The Cryptodate project has taken an inclusive approach to the multi-chain universe we now inhabit. Rather than trying to pick the winning horse, it has placed a bet on all the horses – and hopes they all are winners. The core smart contracts (ERC20, ERC721, Uniswap v2 LP, Uniswap staking) have been deployed to eight different blockchains, including the grandaddy (Ethereum), layer two (Arbitrum and Optimism) and several alt layer one chains (Polygon, BSC, Avalanche, Fantom, Moonriver). The rationale for this approach is multifactorial:

  • Preemptive Strategy To Prevent Vampire Forks. Because all the contracts are open source, it would be trivial for someone to clone the project and deploy it to another smart chain.
  • User Inclusivity. Each blockchain attracts and builds a different community. Rather than force a user to leave his/her preferred blockchain, we want to bring the project to them.
  • Dapp Elegance. The front end dapp has been architected to seamlessly toggle between between blockchains. Just as Metamask and Sushiswap can point their UI to different blockchains, Cryptodate “just works” across chains.

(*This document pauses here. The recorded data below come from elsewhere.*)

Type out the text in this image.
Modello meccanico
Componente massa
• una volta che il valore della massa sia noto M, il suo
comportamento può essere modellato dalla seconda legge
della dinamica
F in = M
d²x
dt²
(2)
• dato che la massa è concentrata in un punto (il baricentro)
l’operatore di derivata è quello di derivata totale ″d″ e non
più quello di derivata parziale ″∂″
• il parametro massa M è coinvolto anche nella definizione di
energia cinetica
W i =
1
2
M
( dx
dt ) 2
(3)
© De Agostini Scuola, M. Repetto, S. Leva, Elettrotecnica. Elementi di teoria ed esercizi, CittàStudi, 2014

Because of this multichain architecture, a question manifests itself around the philosophical and technical approach to bridges. The simple answer to the question is that there are not bridges between chains for the Cryptodate project, for both the ERC20 and ERC721 contracts. Again, the rationale is multifactorial:

  • The purpose of the ERC20 token, CDT, is for governance of the chain it is deployed on. As such, it doesn’t make sense to move CDT between chains. For example, if users on the Avalanche chain wanted to increase the price to mint a cryptodate, it should be holders of CDT on the Avalanche chain that participate in that vote. It wouldn’t be right for CDT, earned on a different chain, to be brought over and influence that vote.
  • The price of CDT is determined by the liquidity of that chain. Because the liquidity of CDT is directly tied to the purchase of cryptodates, it wouldn’t make sense for CDT to be arbitraged between chains. CDT is meant to stay on the chain where it was earned. It will be natural for CDT to be more valuable on chains where more dates have been minted and there is more user activity.
  • Burning dates doesn’t make sense. Because a cryptodate represents an onchain date, burning it to transfer it to another chain would be like erasing time. Therefore, dates always stay on the chain they were minted on. Cryptodates are not burnable; once minted, they are forever seared onto that blockchain. A consequence of this architecture is that that the same date can be minted on different chains, a desirable outcome. If your birthday is already owned by someone on Ethereum, you can still get it on a different chain.